Related Organization(s):

Abstract

Lawyers represent a significant threat to the integrity of the U.S. sanctions regime. This report analyzes that threat in the context of Russia’s aggressive war against Ukraine. Sanctions, particularly individual sanctions, are a central weapon in the United States’ national security arsenal. This report recommends that Congress, federal agencies, and state bar associations implement a comprehensive regulatory regime for lawyers engaging in certain transactional work to ensure U.S. lawyers are no longer enablers of sanctions evasion.

This report recommends amending the Banking Secrecy Act (BSA) to subject financial transactional work completed by lawyers to the same anti-money laundering and anti-sanctions evasion requirements to which banks are subject. Lawyers would be required to verify the true identity of their clients when completing financial transactions on their behalf and file reports with the government on suspicious client activity. This requirement would prevent oligarchs from gaming the U.S. anti-money laundering (AML) system by using lawyers instead of banks for these transactions. Congress must also fully fund the agencies that would implement this new law: the Financial Crimes Enforcement Network (FinCEN), the Office of Foreign Assets Control (OFAC), and the Department of Justice (DOJ). FinCEN must issue comprehensive rules clarifying lawyers’ obligations under the BSA, and OFAC must amend its regulations to plug a critical gap in the current sanctions implementation framework. Finally, state bar associations must require that lawyers be trained on their new obligations.

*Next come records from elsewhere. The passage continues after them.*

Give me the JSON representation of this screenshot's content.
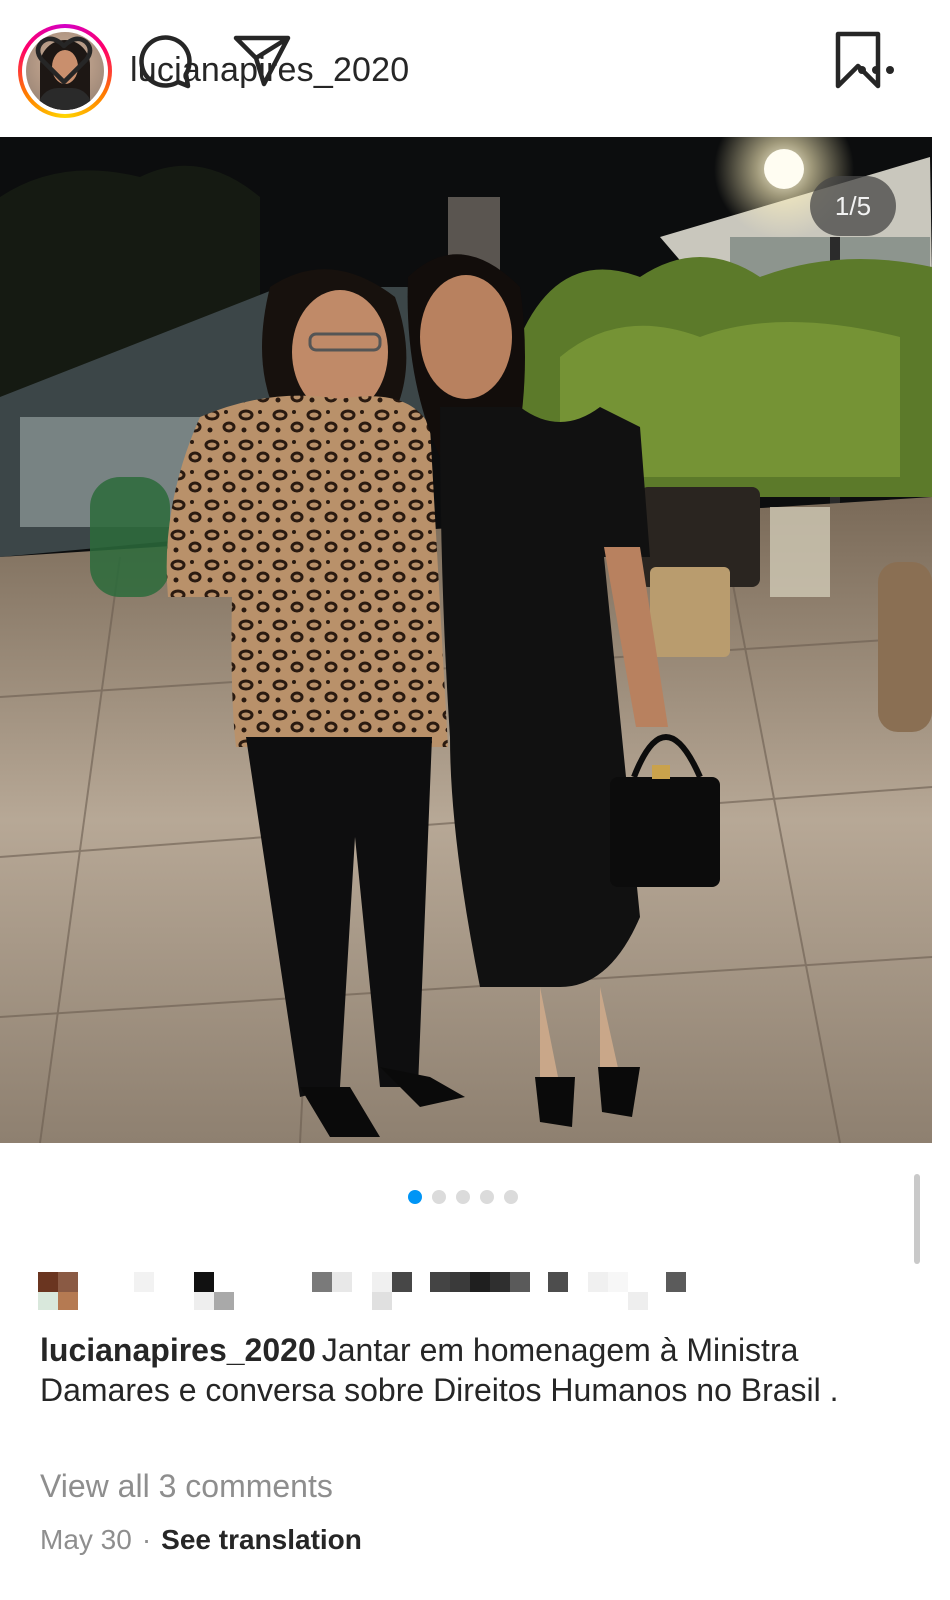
{
  "post": {
    "username": "lucianapires_2020",
    "slide_counter": "1/5",
    "total_slides": 5,
    "active_slide": 1,
    "caption_text": "Jantar em homenagem à Ministra Damares e conversa sobre Direitos Humanos  no Brasil .",
    "view_comments_label": "View all 3 comments",
    "date": "May 30",
    "separator": "·",
    "see_translation_label": "See translation"
  },
  "icons": {
    "more": "more-horizontal-icon",
    "like": "heart-icon",
    "comment": "comment-bubble-icon",
    "share": "send-paper-plane-icon",
    "save": "bookmark-icon"
  },
  "colors": {
    "accent_blue": "#0095f6",
    "text_primary": "#262626",
    "text_secondary": "#8e8e8e",
    "dot_inactive": "#dbdbdb"
  }
}
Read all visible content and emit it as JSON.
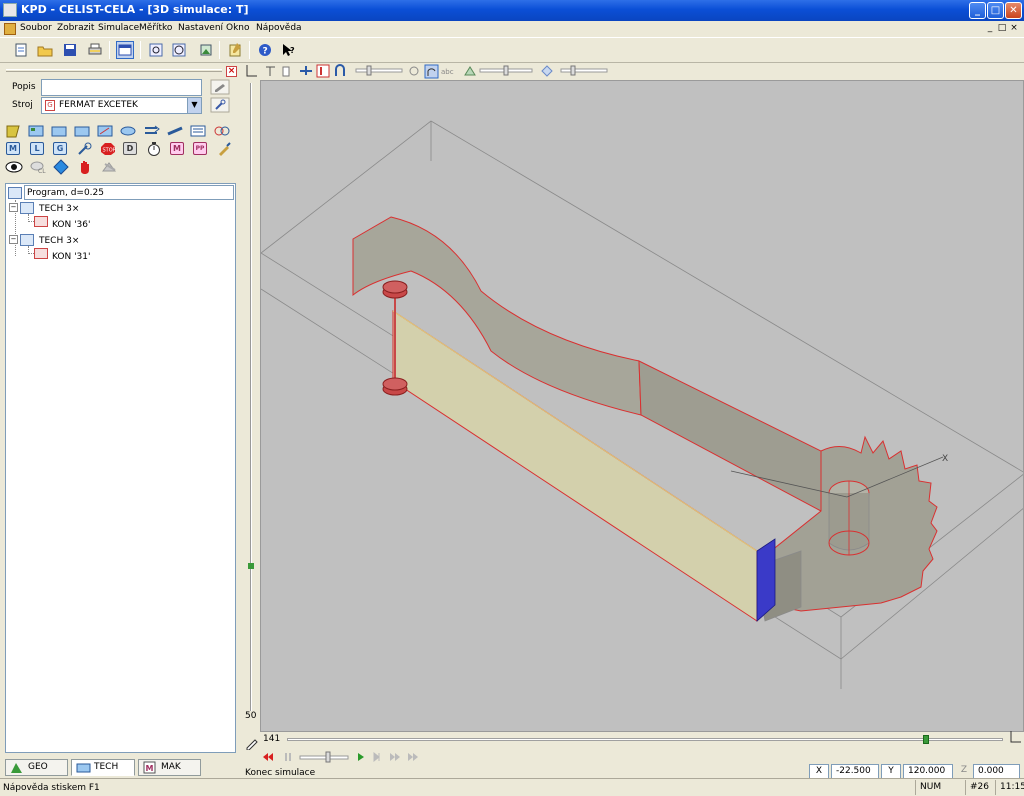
{
  "window": {
    "title": "KPD - CELIST-CELA - [3D simulace: T]",
    "controls": [
      "_",
      "□",
      "✕"
    ]
  },
  "menu": {
    "items": [
      "Soubor",
      "Zobrazit",
      "Simulace",
      "Měřítko",
      "Nastavení",
      "Okno",
      "Nápověda"
    ],
    "mdi_controls": [
      "_",
      "□",
      "×"
    ]
  },
  "left_panel": {
    "popis_label": "Popis",
    "popis_value": "",
    "stroj_label": "Stroj",
    "stroj_value": "FERMAT EXCETEK",
    "tool_letters": [
      "M",
      "L",
      "G",
      "D",
      "M",
      "PP"
    ],
    "tree": [
      {
        "label": "Program, d=0.25",
        "level": 0
      },
      {
        "label": "TECH 3×",
        "level": 1
      },
      {
        "label": "KON '36'",
        "level": 2
      },
      {
        "label": "TECH 3×",
        "level": 1
      },
      {
        "label": "KON '31'",
        "level": 2
      }
    ],
    "tabs": [
      "GEO",
      "TECH",
      "MAK"
    ],
    "active_tab": "TECH"
  },
  "viewport": {
    "axis_label": "X",
    "side_value": "50",
    "frame_value": "141",
    "sim_status": "Konec simulace",
    "coordinates": {
      "x_label": "X",
      "x_value": "-22.500",
      "y_label": "Y",
      "y_value": "120.000",
      "z_label": "Z",
      "z_value": "0.000"
    }
  },
  "status_bar": {
    "help_text": "Nápověda stiskem F1",
    "num": "NUM",
    "record": "#26",
    "time": "11:15"
  },
  "colors": {
    "title_bar": "#0b4fd6",
    "chrome": "#ece9d8",
    "viewport_bg": "#c0c0c0",
    "part_wall": "#a7a69a",
    "part_outline": "#d93030",
    "cut_face": "#3a3ac8",
    "wire_marker": "#c84848"
  }
}
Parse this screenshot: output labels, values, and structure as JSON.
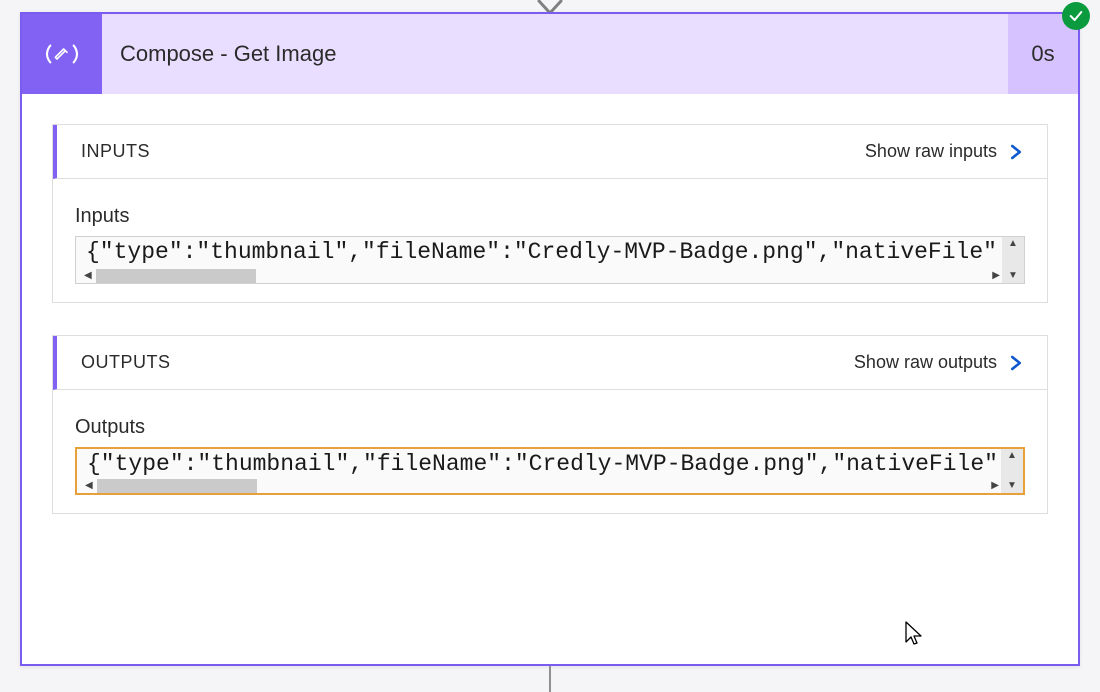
{
  "flow": {
    "title": "Compose - Get Image",
    "duration": "0s",
    "status": "success"
  },
  "sections": {
    "inputs": {
      "headerLabel": "INPUTS",
      "rawLinkLabel": "Show raw inputs",
      "fieldLabel": "Inputs",
      "value": "{\"type\":\"thumbnail\",\"fileName\":\"Credly-MVP-Badge.png\",\"nativeFile\":"
    },
    "outputs": {
      "headerLabel": "OUTPUTS",
      "rawLinkLabel": "Show raw outputs",
      "fieldLabel": "Outputs",
      "value": "{\"type\":\"thumbnail\",\"fileName\":\"Credly-MVP-Badge.png\",\"nativeFile\":"
    }
  }
}
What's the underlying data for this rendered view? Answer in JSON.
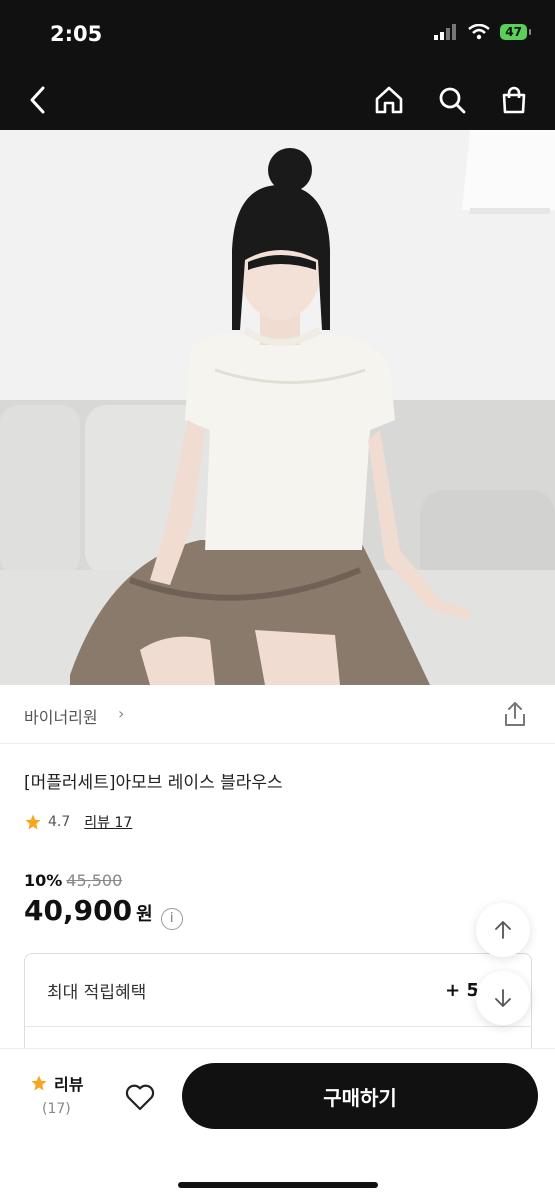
{
  "status": {
    "time": "2:05",
    "battery": "47"
  },
  "product": {
    "brand": "바이너리원",
    "title": "[머플러세트]아모브 레이스 블라우스",
    "rating": "4.7",
    "review_link": "리뷰 17",
    "discount": "10%",
    "original_price": "45,500",
    "price": "40,900",
    "currency": "원"
  },
  "benefit": {
    "label": "최대 적립혜택",
    "value": "+ 5"
  },
  "bottom_bar": {
    "review_label": "리뷰",
    "review_count": "(17)",
    "buy_label": "구매하기"
  },
  "colors": {
    "accent": "#111111",
    "star": "#f5a623",
    "battery": "#5ad05a"
  },
  "icons": [
    "back-icon",
    "home-icon",
    "search-icon",
    "cart-icon",
    "share-icon",
    "info-icon",
    "arrow-up-icon",
    "arrow-down-icon",
    "heart-icon",
    "star-icon"
  ]
}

This report begins with a description of the problem: oligarchic wealth, how that wealth supports Putin’s regime, and how U.S. lawyers enable sanctions evasion (Part I). It then gives an overview of the current regulatory landscape (Part II). Next, it presents how six other countries regulate lawyers as potential enablers of sanctions evasion and other crimes, including money laundering (Part III). Finally, it proposes a comprehensive legislative and regulatory regime to solve the lawyers-as-enablers problem (Part IV).